Happy Tuesday, PE Hub readers!
It might seem like the SPAC saga is never-ending, but two merger arbitrage strategists anticipate a market pullback at some point.
DuPont Capital’s Harris Arch said that a SPAC spurred market retreat is welcome and needed. “Pullbacks are healthy; they get rid of the excess.”
The pause will be led by targets that went public too soon and will result in inexperienced sponsor management teams exiting the market.
“In the public market there’s a lot more criticism and they [poorly chosen targets] won’t do as well,” Arch said.
According to Arch’s colleague Daniel Moore, SPAC co-portfolio manager at DuPont, there will be a clear distinction made between SPAC sponsor management teams that have benefitted their shareholders and those that have disappointed. Arch and Moore have participated in SPAC deals for almost two years now.

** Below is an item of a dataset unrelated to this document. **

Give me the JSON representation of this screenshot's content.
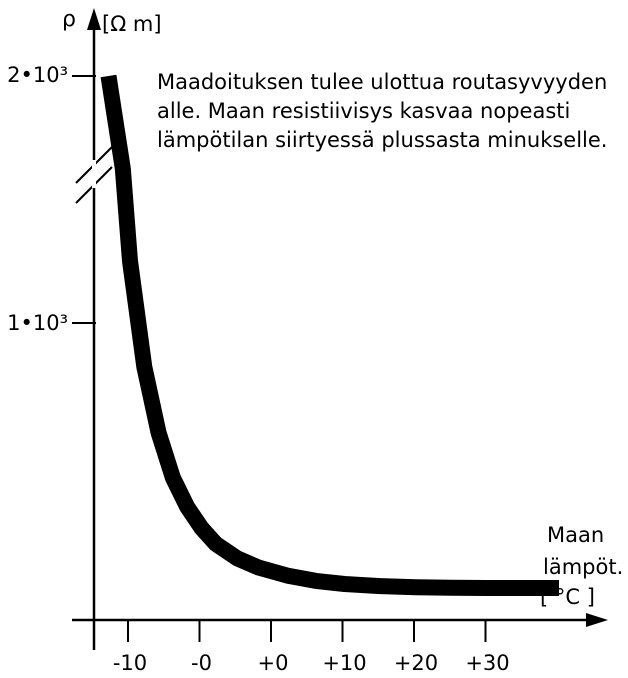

When it comes to blank check companies, DuPont’s strategy is to establish a position during a SPAC’s IPO offering before a target is found. This means the firm’s portfolio includes a host of premerger SPACs bought at approximately $10 per share.
Check out the full report on PE Hub.
Big sale: Wells Fargo announced the sale of its asset management unit, Wells Fargo Asset Management to to GTCR and Reverence Capital Partners for a whopping $2.1 billion.
The transaction, which is one of the largest asset management deals in a decade, is expected to close in the second half of this year. Wells Fargo will retain a 9.9 percent ownership stake in the business.
The sale includes Wells Fargo Bank N.A.’s business of acting as trustee to its collective investment trusts and all related WFAM legal entities.